Michaela’s story is both compelling and inspiring to all those who confront mortality when living with a diagnosis of cancer or other condition. From working with Michaela, I learned much of what I now believe about the role of art expression as therapy for individuals and families with life-threatening or chronic illness. Michaela and I never discussed art therapy as a “cure” for her cancer, but we often talked about how her creative expression through art and writing were part of her “healing” in the sense of coming to terms with her illness, a divorce and eventually the process of dying. After Michaela died peacefully at home with her family and hospice care at bedside, I continued to work with her parents and her brother to help them through their grief. A large part of our family sessions were not only focused on commemorating Michaela’s life through art expression, but also in collecting, reviewing and framing many of the artworks she created during art therapy. Her writing journals became a treasured legacy and a record of a life well lived and well loved by family, friends and colleagues.

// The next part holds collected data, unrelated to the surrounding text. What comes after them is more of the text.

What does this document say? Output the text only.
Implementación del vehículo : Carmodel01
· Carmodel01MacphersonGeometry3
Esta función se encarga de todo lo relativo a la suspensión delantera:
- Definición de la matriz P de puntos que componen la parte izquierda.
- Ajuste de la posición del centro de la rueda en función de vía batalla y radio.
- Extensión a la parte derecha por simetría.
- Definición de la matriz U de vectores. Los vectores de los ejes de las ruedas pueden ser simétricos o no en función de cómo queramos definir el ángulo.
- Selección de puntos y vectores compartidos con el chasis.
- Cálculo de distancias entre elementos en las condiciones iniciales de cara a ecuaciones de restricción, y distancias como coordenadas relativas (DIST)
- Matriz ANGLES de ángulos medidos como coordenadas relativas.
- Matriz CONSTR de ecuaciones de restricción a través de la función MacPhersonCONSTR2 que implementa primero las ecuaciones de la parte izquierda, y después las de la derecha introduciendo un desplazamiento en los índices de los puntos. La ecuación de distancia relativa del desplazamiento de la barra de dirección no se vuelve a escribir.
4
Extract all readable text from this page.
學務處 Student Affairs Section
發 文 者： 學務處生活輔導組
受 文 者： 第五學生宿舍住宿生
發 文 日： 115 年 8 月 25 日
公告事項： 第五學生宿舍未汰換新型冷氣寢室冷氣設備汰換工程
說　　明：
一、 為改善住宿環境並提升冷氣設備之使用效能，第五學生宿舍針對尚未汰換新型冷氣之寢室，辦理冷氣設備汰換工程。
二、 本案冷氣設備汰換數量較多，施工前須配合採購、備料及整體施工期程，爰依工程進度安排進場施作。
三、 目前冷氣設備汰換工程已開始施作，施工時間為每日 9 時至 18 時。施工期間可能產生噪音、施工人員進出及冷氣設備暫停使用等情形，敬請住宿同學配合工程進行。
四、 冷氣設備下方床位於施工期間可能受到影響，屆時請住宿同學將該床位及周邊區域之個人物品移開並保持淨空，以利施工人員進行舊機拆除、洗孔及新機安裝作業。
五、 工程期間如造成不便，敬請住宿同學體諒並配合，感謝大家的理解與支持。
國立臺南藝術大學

The creative process of art making within the context of therapy provides an experience that is not clearly categorized as psychosocial, rehabilitative or health-giving. In brief, it is art therapy’s ability to provide patients with the chance to re-author the dominant narrative of their illness or physical disability and provide a way to explore what is referred to as “posttraumatic growth.” Returning to Michaela’s story and as a person with cancer, art therapy ultimately not only became a way to find meaning and express the story of her experiences with a cancer diagnosis, treatment and the process of death and dying, but also provided a medium for reframing her cancer narrative. Art expression often becomes a pathway for transforming feelings and perceptions into a new life story and, as a result, creating a new sense of self. This “re-authoring” of one’s life story may be different for each person, and it often includes one or more of the following aspects: development of new outlooks; discovery of answers to the unanswered questions; revisions in the way one lives life; creation of solutions or a resolutions to personal struggles; creation of a new “post-illness” identity; or discovery of an explanation for why one’s life has been altered by illness, disability, or physical trauma. It is a form of “meaning making” that can be ultimately helpful in an individual’s adjustment and acceptance of serious or life-threatening conditions.